Google's Tacotron 2 Text-To-Speech Tech Sounds Like A Human

Google recently wrapped up the development of Tacotron 2, the next generation of its text-to-speech technology that the company has been perfecting for years, as revealed by a research paper authored by the firm’s engineers and scientists that’s presently awaiting a peer review. The Mountain View, California-based tech giant managed to bring its solution to the point that it’s hardly distinguishable from an actual human voice, with the underlying principles of the platform still being the same as the system continues to rely on two simultaneously running neural networks.

The first network is tasked with turning ordinary text into a spectrogram, a visual representation of audio frequencies associated with whatever piece of writing the tech is told to dictate. Its results are then imported into another neural network called WaveNet which was developed by Google’s British AI subsidiary DeepMind. WaveNet is already powering the English and Japanese versions of the Google Assistant and is set to soon expand to other variants of the AI service, being touted as the cutting-edge text-to-speech solution second to none. The main advantage WaveNet has over its alternatives is its ability to function as a standalone service that neither needs nor wants access to a large database of pre-recorded sounds. Instead, the technology generates its own sounds based on spectrograms fed to it by the first neural network backing Tacotron 2, with the end result of its efforts usually being indistinguishable from an actual human voice. The research paper linked below contains some links leading to examples of the solution’s capabilities.
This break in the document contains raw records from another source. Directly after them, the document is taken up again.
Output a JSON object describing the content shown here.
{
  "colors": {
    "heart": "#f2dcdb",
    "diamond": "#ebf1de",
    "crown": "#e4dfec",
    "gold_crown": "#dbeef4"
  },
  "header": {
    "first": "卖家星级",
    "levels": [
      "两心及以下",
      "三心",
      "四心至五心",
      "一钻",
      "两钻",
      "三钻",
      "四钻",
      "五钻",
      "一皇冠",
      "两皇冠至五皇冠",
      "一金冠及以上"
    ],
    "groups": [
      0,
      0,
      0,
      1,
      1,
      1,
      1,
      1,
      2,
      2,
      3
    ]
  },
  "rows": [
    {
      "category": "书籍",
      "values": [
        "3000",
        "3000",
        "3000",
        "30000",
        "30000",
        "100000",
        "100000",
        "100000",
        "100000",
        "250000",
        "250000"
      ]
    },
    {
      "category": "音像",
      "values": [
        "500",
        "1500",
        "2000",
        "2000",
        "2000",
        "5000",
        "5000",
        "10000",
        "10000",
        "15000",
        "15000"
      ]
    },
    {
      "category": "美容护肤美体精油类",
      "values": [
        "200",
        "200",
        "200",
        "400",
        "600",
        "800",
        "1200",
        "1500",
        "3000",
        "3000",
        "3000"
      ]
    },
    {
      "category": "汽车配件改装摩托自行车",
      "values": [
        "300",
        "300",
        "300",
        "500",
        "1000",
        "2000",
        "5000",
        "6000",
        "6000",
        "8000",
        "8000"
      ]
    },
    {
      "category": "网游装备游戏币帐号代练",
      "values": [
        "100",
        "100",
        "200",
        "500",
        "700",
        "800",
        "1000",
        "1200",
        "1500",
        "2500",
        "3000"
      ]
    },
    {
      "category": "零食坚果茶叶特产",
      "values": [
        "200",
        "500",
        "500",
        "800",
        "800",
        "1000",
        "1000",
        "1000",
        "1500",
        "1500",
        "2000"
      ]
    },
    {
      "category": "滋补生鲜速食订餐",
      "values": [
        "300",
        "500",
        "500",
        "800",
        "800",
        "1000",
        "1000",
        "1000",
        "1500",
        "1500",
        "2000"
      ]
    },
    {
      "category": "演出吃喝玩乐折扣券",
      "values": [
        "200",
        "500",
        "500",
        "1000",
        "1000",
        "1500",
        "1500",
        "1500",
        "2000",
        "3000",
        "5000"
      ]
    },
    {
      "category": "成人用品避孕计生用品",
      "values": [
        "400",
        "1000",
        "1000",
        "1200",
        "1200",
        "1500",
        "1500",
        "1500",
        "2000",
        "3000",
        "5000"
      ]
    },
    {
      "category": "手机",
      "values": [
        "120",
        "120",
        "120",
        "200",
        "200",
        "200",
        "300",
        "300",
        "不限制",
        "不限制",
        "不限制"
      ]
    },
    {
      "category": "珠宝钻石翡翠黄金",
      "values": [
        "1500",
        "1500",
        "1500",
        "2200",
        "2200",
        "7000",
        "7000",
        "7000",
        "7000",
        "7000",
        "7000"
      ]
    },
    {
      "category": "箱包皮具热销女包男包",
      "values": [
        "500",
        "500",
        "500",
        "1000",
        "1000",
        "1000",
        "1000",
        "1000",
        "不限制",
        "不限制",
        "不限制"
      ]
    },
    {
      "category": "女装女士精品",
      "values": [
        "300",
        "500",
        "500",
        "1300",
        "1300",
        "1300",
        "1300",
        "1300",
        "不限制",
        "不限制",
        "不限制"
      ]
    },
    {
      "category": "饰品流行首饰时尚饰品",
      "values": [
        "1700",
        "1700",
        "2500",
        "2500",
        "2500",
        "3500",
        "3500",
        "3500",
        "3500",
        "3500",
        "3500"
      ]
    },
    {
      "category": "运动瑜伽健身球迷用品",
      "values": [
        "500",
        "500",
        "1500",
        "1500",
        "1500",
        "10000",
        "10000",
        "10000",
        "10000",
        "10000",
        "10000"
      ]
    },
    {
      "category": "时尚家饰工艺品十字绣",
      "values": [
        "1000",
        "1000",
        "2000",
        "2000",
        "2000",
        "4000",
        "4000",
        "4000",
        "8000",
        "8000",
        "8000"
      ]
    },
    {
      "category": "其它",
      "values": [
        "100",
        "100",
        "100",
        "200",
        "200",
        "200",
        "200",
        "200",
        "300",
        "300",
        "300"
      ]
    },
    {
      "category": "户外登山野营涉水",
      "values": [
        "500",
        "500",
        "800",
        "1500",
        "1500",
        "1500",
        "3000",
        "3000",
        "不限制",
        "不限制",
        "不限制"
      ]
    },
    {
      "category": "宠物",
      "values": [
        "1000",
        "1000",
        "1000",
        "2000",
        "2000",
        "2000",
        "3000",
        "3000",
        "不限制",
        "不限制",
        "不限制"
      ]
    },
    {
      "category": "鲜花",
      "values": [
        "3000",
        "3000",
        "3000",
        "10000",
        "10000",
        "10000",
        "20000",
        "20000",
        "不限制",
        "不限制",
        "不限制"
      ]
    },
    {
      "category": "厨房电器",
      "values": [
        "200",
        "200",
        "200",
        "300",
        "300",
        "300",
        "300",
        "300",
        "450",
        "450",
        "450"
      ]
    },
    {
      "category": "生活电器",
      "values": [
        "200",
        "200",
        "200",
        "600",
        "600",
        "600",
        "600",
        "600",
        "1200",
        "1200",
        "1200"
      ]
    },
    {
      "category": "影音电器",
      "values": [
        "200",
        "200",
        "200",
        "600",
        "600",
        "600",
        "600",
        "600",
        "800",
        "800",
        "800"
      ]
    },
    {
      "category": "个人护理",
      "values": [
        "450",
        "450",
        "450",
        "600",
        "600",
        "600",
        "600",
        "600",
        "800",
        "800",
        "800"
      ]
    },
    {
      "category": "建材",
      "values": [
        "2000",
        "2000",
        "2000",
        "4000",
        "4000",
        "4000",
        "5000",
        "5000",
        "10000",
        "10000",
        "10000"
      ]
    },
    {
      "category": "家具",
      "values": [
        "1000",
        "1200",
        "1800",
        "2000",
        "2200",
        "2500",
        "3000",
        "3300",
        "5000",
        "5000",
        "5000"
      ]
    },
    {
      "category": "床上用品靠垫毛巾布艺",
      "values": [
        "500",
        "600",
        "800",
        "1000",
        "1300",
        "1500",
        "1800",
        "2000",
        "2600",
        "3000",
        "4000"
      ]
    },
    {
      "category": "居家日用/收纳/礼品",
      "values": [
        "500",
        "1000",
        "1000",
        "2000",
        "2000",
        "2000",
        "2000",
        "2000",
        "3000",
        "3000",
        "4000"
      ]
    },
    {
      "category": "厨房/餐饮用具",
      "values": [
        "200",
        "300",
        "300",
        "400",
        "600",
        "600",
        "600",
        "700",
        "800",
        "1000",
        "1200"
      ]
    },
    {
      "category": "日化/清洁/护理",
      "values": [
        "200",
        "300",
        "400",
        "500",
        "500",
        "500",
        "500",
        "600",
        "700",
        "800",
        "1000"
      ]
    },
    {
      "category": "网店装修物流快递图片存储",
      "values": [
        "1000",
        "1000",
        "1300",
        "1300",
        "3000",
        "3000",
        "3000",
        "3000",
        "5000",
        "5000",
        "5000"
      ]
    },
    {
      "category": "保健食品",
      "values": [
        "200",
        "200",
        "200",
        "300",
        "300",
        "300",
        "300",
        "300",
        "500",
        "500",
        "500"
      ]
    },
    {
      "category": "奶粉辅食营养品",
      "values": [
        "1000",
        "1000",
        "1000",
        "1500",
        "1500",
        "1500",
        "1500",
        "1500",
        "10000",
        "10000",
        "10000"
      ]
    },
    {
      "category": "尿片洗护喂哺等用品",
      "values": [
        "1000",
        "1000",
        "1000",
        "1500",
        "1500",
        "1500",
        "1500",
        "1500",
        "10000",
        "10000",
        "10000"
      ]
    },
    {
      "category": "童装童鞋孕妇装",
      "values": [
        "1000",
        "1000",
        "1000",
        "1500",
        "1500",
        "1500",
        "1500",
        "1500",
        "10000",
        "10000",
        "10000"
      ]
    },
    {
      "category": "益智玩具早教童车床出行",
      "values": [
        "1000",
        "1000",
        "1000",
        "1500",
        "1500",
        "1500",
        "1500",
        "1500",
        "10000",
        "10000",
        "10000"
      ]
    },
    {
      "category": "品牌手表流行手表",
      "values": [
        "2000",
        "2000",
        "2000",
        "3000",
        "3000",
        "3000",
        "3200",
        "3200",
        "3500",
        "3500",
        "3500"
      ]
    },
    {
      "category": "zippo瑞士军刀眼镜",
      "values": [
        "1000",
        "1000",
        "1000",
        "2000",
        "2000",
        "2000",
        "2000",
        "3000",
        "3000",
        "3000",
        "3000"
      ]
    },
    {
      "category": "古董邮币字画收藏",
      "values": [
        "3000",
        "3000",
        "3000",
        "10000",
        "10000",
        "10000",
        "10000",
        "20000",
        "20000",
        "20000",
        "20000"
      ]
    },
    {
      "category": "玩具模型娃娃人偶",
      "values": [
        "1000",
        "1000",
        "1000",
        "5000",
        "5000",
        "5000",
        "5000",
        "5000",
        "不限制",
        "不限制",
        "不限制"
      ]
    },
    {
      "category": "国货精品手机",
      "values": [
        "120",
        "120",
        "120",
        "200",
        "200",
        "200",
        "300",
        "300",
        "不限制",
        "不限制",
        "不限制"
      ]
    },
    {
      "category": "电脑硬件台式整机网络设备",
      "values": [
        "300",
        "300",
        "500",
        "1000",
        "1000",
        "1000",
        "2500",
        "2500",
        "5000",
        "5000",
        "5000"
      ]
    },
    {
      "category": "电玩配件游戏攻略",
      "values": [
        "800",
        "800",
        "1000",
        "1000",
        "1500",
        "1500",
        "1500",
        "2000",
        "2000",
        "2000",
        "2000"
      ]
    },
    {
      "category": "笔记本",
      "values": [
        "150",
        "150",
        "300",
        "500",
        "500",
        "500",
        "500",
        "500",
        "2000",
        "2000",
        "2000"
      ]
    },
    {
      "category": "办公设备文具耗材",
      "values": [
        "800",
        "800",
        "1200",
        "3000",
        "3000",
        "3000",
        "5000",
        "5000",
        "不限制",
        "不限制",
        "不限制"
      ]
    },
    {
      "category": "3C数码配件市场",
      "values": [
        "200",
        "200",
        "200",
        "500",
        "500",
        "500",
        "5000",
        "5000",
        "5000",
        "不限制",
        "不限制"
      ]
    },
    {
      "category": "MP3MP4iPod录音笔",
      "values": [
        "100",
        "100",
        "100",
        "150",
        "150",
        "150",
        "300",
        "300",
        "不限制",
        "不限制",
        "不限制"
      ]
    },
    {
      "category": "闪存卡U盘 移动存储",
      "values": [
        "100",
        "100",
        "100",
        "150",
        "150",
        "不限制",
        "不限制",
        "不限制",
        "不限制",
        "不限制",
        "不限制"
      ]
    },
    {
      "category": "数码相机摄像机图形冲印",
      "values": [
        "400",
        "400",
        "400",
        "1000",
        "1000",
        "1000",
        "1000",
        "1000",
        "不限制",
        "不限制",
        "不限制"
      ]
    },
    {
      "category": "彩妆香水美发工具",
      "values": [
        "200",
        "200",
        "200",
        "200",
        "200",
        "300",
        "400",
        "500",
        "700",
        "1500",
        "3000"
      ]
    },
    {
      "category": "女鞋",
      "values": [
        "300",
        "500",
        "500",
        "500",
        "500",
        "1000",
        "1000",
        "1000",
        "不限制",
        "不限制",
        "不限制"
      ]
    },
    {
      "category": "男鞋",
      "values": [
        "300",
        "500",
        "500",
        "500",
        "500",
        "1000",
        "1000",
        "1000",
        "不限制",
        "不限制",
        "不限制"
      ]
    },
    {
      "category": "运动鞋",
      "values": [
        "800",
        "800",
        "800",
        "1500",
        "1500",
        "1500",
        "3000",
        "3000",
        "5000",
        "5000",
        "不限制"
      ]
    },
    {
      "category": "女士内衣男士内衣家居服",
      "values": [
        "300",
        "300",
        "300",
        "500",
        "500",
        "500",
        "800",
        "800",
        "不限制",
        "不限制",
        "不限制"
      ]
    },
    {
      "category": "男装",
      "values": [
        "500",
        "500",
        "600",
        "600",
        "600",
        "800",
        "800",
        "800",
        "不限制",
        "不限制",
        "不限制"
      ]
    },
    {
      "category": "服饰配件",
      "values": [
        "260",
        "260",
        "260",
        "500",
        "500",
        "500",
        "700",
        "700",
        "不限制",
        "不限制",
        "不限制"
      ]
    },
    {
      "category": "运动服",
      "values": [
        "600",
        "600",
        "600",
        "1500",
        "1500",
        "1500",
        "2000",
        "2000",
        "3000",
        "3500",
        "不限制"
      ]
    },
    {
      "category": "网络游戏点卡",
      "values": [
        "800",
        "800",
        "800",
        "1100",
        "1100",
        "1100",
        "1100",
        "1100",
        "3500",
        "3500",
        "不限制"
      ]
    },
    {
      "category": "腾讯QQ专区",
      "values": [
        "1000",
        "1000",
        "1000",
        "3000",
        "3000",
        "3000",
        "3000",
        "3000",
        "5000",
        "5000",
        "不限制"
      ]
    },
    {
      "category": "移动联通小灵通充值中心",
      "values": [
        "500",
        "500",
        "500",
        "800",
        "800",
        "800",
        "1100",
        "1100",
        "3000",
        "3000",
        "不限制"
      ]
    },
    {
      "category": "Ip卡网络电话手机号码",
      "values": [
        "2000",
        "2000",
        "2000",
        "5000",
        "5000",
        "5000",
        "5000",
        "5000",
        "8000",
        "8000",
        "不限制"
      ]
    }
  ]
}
Besides the order of words, Tacotron 2’s enunciation is also based on punctuation and capitalization, with the solution hence being able to infer the importance of particular words and use these conclusions to decide whether to stress them or quickly go over them, much like an actual person would. The main drawback of the current technology is the lack of customization as it only supports a single female voice in its most advanced state. Adding more voices to the equation would require extensive retraining efforts on DeepMind’s part, though such endeavors are likely to start in the future.